Trojaner Wannacry legt weltweit Rechner lahm - So verhindern Sie die Infektion!

Zahlreiche britische Krankenhäuser lahmgelegt - Ransomware verbreitet sich weltweit mit rasanter Geschwindigkeit. Auch Privatanwender sind betroffen. Windows Update soll umgehend eingespielt werden.

Weltweit breitet sich gerade mit rasanter Geschwindigkeit die Ransomware WannaCry (auch als WanaCrypt0r 2.0, Wcry und Wanna bekannt) aus. Dabei handelt es sich um einen Erpressungstrojaner, der Daten verschlüsselt, um Lösegeld zu erpressen.
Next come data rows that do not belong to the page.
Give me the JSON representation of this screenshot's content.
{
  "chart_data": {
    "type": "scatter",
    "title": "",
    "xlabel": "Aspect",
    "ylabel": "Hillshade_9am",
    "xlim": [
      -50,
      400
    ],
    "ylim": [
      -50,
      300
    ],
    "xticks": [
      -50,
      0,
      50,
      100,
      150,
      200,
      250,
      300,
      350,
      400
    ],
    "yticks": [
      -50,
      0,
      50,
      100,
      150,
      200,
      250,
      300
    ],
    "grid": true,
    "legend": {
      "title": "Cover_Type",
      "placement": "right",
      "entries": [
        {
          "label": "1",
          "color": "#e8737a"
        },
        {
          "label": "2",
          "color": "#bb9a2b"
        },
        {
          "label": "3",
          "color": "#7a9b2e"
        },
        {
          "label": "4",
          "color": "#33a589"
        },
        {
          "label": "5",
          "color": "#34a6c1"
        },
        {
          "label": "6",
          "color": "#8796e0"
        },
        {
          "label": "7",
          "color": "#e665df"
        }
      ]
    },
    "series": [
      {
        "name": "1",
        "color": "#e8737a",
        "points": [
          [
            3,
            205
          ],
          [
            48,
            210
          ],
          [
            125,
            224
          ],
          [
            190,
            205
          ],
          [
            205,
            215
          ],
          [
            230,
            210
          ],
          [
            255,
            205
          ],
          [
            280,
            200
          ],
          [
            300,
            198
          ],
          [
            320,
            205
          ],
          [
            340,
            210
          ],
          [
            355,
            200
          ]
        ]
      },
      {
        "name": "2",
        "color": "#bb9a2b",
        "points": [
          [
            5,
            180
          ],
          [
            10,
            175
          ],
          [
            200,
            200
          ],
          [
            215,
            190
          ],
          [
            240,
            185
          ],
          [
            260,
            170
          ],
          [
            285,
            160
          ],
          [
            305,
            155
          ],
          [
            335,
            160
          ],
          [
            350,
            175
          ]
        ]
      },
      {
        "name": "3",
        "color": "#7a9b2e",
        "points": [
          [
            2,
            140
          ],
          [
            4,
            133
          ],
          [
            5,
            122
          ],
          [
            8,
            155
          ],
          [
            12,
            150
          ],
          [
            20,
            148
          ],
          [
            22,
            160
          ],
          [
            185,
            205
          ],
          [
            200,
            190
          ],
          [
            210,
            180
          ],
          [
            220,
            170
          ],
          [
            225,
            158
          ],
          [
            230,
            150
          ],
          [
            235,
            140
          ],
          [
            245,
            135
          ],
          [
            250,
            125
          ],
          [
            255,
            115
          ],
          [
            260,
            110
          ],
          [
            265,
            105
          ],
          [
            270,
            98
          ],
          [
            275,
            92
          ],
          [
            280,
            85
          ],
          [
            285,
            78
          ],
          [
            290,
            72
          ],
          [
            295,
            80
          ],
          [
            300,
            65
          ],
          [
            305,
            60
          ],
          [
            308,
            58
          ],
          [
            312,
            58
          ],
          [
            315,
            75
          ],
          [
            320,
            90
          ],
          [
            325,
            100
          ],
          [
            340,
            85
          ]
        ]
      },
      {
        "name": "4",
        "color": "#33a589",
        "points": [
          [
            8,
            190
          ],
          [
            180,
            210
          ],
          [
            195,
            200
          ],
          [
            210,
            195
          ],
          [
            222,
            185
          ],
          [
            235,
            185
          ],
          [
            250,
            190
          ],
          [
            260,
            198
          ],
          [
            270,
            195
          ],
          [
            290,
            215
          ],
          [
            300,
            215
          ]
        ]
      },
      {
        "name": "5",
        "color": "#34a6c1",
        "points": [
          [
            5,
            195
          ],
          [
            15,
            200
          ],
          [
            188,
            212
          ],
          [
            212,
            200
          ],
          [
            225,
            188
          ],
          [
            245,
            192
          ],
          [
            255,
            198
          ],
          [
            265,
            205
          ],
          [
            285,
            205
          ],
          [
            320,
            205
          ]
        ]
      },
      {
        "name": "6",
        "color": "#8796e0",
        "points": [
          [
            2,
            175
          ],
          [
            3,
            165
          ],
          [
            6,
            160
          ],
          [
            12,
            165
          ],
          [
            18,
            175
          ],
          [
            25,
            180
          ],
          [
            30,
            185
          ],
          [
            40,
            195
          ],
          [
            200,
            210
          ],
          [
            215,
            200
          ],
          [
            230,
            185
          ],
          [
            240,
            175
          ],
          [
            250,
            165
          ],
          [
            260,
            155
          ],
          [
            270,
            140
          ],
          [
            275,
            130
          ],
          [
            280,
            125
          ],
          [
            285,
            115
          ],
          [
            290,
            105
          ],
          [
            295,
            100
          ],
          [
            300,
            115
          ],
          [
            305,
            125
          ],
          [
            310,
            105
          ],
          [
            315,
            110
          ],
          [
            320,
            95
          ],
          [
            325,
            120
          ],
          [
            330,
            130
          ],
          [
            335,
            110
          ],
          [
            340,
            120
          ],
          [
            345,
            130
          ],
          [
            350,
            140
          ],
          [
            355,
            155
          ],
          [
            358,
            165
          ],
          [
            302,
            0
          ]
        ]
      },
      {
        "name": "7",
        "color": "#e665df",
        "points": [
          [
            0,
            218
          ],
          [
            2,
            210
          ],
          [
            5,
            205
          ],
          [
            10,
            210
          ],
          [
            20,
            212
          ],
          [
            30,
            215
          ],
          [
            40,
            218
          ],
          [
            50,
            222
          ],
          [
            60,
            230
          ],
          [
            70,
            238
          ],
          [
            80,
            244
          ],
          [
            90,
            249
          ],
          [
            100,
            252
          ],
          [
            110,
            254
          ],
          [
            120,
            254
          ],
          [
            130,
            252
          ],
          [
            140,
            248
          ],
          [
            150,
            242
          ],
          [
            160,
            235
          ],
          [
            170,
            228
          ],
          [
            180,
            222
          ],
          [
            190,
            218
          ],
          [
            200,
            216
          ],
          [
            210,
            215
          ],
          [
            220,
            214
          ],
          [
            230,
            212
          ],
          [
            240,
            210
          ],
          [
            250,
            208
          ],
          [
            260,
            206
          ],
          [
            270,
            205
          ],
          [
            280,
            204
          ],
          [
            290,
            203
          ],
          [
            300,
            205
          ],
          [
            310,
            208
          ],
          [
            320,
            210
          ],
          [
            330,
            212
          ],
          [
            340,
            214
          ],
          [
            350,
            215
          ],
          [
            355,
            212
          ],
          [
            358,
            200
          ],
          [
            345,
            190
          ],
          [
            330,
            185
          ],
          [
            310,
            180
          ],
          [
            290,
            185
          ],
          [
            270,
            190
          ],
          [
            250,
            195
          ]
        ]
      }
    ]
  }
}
Polizeibehörden warnen jedoch davor, Kriminelle auf diesem Weg zu finanzieren.

WannaCry: Betroffene Unternehmen und Institutionen

WannaCry nutzt eine Schwachstelle, die durch die Shadowbroker Leaks bekannt wurde. Zunächst wurden Infektionen in Groß Britannien gemeldet: Hier wurden mehrere Krankenhäuser des National Health Services (NHS) angegriffen. Auch zahlreiche spanische Unternehmen, darunter das O2-Mutterunternehmen Telefonica melden Infektionen. Inzwischen sind auch deutsche Großunternehmen betroffen.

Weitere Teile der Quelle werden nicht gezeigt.